'VIVIDNESS' IN ENGLISH NATURAL HISTORY AND ANATOMY, 1650-1700

作者:Wragge Morley Alexander*
来源:Notes and Records-The Royal Society Journal of the History of Science, 2012, 66(4): 341-356.
DOI:10.1098/rsnr.2012.0045

摘要

This article concerns the use of rhetorical strategies in the natural historical and anatomical works of the seventeenth-century Royal Society. Choosing representative works, it argues that naturalists such as Nehemiah Grew, John Ray and the neuroanatomist Thomas Willis used the rhetorical device known as 'comparison' to make their descriptions of natural things vivid. By turning to contemporary works of neurology such as Willis's Cerebri Anatome and contemporary rhetorical works inspired by other such descriptions of the brain and nerves, it is argued that the effects of these strategies were taken to be wide-ranging.

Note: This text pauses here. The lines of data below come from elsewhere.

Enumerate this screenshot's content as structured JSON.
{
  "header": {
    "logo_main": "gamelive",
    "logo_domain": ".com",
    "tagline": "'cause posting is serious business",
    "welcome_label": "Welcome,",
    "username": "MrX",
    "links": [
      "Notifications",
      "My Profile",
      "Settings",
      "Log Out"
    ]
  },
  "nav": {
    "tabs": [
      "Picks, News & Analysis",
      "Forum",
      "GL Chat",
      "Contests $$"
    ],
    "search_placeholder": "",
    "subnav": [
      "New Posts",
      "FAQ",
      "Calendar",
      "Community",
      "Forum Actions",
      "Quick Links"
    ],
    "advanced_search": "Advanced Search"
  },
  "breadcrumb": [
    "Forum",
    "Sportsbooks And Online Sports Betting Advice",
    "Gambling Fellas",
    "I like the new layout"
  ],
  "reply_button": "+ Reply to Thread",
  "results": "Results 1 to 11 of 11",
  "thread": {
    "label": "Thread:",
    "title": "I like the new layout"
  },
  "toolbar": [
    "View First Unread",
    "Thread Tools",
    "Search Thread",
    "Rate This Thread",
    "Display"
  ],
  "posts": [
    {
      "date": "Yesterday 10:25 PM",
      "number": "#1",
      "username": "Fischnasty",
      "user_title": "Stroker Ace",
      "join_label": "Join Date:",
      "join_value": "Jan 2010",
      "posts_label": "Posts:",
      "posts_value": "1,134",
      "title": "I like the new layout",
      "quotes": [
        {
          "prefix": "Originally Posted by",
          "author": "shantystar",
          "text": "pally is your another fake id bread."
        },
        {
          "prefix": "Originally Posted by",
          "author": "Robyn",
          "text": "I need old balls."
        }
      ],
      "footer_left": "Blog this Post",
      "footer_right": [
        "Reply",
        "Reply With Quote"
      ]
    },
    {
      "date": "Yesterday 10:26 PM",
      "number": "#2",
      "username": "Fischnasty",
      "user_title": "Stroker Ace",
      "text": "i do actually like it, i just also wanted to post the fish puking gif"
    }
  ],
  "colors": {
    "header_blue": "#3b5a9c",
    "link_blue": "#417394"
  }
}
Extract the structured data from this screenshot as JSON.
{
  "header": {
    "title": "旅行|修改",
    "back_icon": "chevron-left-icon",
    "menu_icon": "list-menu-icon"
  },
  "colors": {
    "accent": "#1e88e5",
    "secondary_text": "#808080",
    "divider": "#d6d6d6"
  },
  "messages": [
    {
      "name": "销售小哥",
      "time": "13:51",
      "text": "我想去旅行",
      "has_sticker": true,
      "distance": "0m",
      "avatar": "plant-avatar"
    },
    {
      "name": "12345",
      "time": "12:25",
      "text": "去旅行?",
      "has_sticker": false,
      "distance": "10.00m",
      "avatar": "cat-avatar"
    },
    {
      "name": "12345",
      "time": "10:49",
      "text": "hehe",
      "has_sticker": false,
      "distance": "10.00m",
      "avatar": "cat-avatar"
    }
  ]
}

Contemporaries understood the effects of rhetoric in terms inflected by anatomical and medical discourse-the brain was physically altered by powerful sense impressions such as those of rhetoric. I suggest that the rhetoric of natural history could have been understood in the same way and that natural history and anatomy might therefore have been understood to cultivate the mind, improving its capacity for moral judgements as well as giving it knowledge of nature.